Shift Lens

Shift Lens disabled (left) and enabled (right) to allow capturing the entire building while keeping the camera level, thus creating parallel vertical lines

In the case of architectural renders, a three-point perspective is not always desired as it makes the building look like it's falling away from the viewer. To create a two-point perspective (where the verticals are parallel) you have to keep the camera level to the horizon but this might begin to cut off the top of the building while having too much of the ground in the image. You could move the camera further away from the building to capture it all and then crop the image to retain the relevant parts, but this is not always possible as other buildings might get in the way.

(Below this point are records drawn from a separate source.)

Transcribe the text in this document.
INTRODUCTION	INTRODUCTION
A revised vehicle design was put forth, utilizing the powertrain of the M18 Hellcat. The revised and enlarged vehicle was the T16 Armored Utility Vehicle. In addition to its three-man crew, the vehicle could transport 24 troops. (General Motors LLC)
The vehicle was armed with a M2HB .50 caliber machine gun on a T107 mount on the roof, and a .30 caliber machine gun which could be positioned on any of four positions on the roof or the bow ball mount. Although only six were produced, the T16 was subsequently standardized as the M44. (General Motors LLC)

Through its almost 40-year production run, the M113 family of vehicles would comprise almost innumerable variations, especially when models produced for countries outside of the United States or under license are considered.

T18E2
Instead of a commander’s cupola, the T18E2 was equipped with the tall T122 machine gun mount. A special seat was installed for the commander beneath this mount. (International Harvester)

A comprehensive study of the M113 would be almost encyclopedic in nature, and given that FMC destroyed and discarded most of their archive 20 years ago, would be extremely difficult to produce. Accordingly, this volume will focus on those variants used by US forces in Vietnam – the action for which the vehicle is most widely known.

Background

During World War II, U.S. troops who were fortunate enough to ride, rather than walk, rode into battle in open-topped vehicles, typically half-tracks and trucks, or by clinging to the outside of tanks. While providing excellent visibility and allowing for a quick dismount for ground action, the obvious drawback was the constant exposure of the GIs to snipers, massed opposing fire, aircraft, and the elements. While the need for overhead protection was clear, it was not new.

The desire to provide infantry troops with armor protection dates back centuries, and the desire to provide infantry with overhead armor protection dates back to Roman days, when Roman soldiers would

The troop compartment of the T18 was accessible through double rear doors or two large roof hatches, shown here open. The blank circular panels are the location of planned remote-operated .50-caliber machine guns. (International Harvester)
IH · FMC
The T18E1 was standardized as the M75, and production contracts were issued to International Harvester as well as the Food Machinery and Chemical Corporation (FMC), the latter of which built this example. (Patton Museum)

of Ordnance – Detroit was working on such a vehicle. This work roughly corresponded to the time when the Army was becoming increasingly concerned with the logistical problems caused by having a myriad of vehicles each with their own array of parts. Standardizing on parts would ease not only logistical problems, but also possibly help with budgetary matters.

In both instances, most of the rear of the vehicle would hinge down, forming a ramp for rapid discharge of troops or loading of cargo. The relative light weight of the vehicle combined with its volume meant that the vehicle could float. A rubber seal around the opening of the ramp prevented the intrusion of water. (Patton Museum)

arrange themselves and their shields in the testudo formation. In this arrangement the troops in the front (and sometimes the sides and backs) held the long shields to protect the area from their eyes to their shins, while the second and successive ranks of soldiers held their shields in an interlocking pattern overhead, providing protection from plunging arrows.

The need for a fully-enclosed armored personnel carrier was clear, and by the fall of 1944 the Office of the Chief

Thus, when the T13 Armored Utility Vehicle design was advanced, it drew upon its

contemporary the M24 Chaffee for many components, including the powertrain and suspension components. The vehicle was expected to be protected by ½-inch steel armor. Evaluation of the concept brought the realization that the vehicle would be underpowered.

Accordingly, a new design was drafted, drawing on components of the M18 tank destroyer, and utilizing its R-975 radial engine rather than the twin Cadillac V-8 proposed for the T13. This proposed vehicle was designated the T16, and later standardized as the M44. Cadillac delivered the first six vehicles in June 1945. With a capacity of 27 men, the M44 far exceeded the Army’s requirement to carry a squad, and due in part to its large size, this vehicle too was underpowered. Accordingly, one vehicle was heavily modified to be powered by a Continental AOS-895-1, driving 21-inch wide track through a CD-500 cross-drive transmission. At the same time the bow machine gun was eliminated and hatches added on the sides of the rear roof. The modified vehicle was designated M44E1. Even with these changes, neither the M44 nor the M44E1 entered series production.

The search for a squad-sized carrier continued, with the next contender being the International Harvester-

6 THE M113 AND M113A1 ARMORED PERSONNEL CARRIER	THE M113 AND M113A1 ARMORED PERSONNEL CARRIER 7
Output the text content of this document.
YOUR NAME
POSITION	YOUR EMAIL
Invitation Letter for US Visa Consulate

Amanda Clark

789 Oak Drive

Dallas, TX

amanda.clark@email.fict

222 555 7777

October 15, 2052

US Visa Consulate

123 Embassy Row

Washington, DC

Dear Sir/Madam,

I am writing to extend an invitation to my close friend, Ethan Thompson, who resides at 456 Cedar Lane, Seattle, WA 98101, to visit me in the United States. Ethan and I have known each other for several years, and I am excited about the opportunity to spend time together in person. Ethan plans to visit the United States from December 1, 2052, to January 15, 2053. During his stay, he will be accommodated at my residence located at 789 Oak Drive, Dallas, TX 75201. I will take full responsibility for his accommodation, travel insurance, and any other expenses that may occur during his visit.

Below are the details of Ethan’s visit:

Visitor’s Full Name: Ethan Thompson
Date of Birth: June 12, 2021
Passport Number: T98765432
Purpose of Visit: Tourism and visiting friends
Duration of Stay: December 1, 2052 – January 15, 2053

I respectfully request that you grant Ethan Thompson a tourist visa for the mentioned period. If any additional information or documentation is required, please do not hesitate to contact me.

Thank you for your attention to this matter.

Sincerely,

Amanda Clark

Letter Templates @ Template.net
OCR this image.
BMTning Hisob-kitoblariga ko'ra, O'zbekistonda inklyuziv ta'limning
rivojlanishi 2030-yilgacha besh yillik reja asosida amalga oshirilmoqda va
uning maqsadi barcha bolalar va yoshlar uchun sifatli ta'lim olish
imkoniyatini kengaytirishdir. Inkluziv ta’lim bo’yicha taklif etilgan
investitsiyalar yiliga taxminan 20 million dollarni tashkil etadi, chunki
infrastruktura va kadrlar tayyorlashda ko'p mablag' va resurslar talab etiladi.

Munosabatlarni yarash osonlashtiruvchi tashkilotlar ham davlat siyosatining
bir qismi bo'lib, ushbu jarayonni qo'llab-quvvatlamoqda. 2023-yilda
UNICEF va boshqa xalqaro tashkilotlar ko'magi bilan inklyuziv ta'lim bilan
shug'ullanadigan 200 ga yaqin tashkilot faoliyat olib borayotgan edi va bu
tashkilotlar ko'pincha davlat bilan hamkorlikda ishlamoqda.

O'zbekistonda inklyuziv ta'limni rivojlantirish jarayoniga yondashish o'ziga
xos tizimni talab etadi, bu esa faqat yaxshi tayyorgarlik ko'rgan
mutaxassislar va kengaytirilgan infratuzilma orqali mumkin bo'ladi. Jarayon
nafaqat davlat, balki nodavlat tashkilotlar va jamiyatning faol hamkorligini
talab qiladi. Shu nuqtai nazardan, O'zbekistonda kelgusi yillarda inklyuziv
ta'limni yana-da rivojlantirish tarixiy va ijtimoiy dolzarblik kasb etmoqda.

To solve this, a so-called Shift Lens is used in the real world where the front of the lens can move up/down/left/right independent of the film back. This allows you to keep the camera closer to the building while capturing the entire building.  The Shift Lens feature performs exactly this task and the Offset parameter controls the amount of lens offset.

To make a two-point perspective render you have to maintain the camera level to the horizon. You do this by making sure that the camera and the camera target are at the same height. In Maxwell Studio and many 3D applications, the Y axis is considered the "up" axis so this parameter needs to be the same for both camera and camera target. In other applications, it could be the Z axis that's considered the up axis.

Camera and camera target at the same height (Y axis)

After you have leveled the camera, you should navigate the camera in the viewport only by panning (Alt+MMB) to avoid rotating it up/down and thus creating a three-point perspective again. Once you have the view you want, use the Shift Lens parameters to move the frame up/down/left/right. It acts like percentage of the size of your image, so a 100% shift in the Y axis will offset the image up exactly the height of the image.